Habitat et répartition
La Renouée bistorte est une espèce eurasiatique à tendance montagnarde et boréale. En France, elle est commune dans les Alpes, le Jura, les Vosges, le Massif central, les Pyrénées et plus rare en plaine (subsistant dans des stations relictuelles humides). Elle pousse de l’étage collinéen à l’étage subalpin (200 à 2 500 m), avec une abondance maximale entre 800 et 2 000 m. Son habitat de prédilection est constitué par les prairies humides et les prairies de fauche de montagne, riches et bien arrosées. On la trouve aussi dans les mégaphorbiaies, les bords de ruisseaux, les fossés et les sous-bois humides. Elle forme parfois des peuplements denses et spectaculaires, teignant les prairies de rose au moment de la floraison. En Europe, sa distribution s’étend de l’Islande à l’Oural, et des montagnes méditerranéennes à la Scandinavie. Elle est absente de la région méditerranéenne sèche.
Exigences écologiques
La Renouée bistorte est une espèce hygrophile, exigeant une humidité constante du sol. Elle préfère les sols profonds, riches en humus, frais à humides, argileux ou limono-argileux, à pH neutre à légèrement acide (5,5-7,5). Elle tolère les sols temporairement engorgés. C’est une plante héliophile à hémi-sciaphile, supportant la mi-ombre des lisières mais fleurissant mieux en plein soleil. Sa rusticité est exceptionnelle (zone 2, −40 °C), ce qui explique sa présence dans les régions subarctiques. Elle est sensible à la sécheresse estivale et à l’eutrophisation excessive. La Renouée bistorte est un bon indicateur des prairies mésotrophes humides, milieux de haute valeur pastorale et écologique.
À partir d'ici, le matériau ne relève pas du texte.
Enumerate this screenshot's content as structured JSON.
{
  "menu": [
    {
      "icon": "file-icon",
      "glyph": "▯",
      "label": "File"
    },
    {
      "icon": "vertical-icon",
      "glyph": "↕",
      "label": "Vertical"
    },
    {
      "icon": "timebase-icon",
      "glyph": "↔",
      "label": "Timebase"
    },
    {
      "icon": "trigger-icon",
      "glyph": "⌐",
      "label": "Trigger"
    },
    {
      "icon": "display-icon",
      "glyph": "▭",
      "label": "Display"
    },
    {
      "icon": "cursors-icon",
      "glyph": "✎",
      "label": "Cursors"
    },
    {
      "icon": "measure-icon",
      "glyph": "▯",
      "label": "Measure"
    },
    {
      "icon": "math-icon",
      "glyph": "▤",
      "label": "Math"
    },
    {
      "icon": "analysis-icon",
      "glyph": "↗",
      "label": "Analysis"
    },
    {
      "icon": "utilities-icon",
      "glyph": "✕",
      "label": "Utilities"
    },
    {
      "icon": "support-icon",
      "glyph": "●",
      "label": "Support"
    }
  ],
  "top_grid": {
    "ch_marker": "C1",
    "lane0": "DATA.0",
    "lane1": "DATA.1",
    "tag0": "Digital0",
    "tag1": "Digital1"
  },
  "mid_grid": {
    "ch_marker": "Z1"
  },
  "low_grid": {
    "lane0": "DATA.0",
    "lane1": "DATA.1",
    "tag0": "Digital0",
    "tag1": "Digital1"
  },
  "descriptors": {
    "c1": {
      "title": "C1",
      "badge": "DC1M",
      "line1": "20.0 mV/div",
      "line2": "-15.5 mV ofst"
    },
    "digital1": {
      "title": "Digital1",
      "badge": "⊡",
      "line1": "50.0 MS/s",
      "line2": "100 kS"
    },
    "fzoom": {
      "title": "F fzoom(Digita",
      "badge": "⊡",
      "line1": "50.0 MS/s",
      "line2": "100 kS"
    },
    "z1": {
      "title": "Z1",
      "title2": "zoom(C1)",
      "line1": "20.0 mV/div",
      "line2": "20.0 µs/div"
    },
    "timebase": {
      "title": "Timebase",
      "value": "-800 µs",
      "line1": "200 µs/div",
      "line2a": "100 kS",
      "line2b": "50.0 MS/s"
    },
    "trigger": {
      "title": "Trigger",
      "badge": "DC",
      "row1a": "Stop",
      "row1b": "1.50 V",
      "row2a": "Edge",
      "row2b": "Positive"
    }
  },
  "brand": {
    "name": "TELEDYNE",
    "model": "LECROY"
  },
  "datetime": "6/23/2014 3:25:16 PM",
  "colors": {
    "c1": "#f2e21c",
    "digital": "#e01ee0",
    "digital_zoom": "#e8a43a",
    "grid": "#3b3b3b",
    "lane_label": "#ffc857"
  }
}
Cycle de vie et phénologie
Vivace à rhizome pérenne, la Renouée bistorte émerge au printemps (avril-mai) avec sa rosette de feuilles basales. La tige florale se dresse rapidement. La floraison, spectaculaire, a lieu de mai à août selon l’altitude, avec un pic en juin-juillet. Les épis roses attirent une grande diversité de pollinisateurs : abeilles, bourdons, syrphes, papillons et coléoptères. La pollinisation est entomophile. L’espèce est protandre (étamines mûrissant avant les stigmates), favorisant la fécondation croisée. Les akènes mûrissent en août-septembre et sont dispersés par le vent et la gravité. La multiplication végétative par fragmentation du rhizome est très efficace : les prairies à bistorte sont souvent des clones étendus. Le rhizome peut persister des décennies dans le sol, conférant à la plante une grande longévité. Après la fructification, les parties aériennes se dessèchent en automne et le rhizome entre en dormance hivernale.
III. PARTIES UTILISÉES
Parties aériennes (usage traditionnel).
IV. PHYTOCHIMIE ET ANALYSE MOLÉCULAIRE
Le rhizome de la Renouée bistorte est l’une des sources végétales les plus concentrées en tanins. La teneur en tanins totaux peut atteindre 15 à 25 % de la matière sèche, principalement des tanins condensés (proanthocyanidines) et des tanins hydrolysables (ellagitanins). Cette richesse exceptionnelle en tanins explique le goût fortement astringent du rhizome et ses propriétés médicinales. On y trouve aussi de l’amidon (environ 30 %), des acides phénoliques (acide gallique, acide ellagique, acide caféique), des flavonoïdes (quercétine, kaempférol, catéchine), de la vitamine C (dans les feuilles), des oxalates et des mucilages. Les feuilles contiennent moins de tanins (5-10 %) mais sont riches en vitamine C et en minéraux. La composition varie selon l’altitude, la saison et l’organe : la teneur en tanins est maximale dans le rhizome en automne.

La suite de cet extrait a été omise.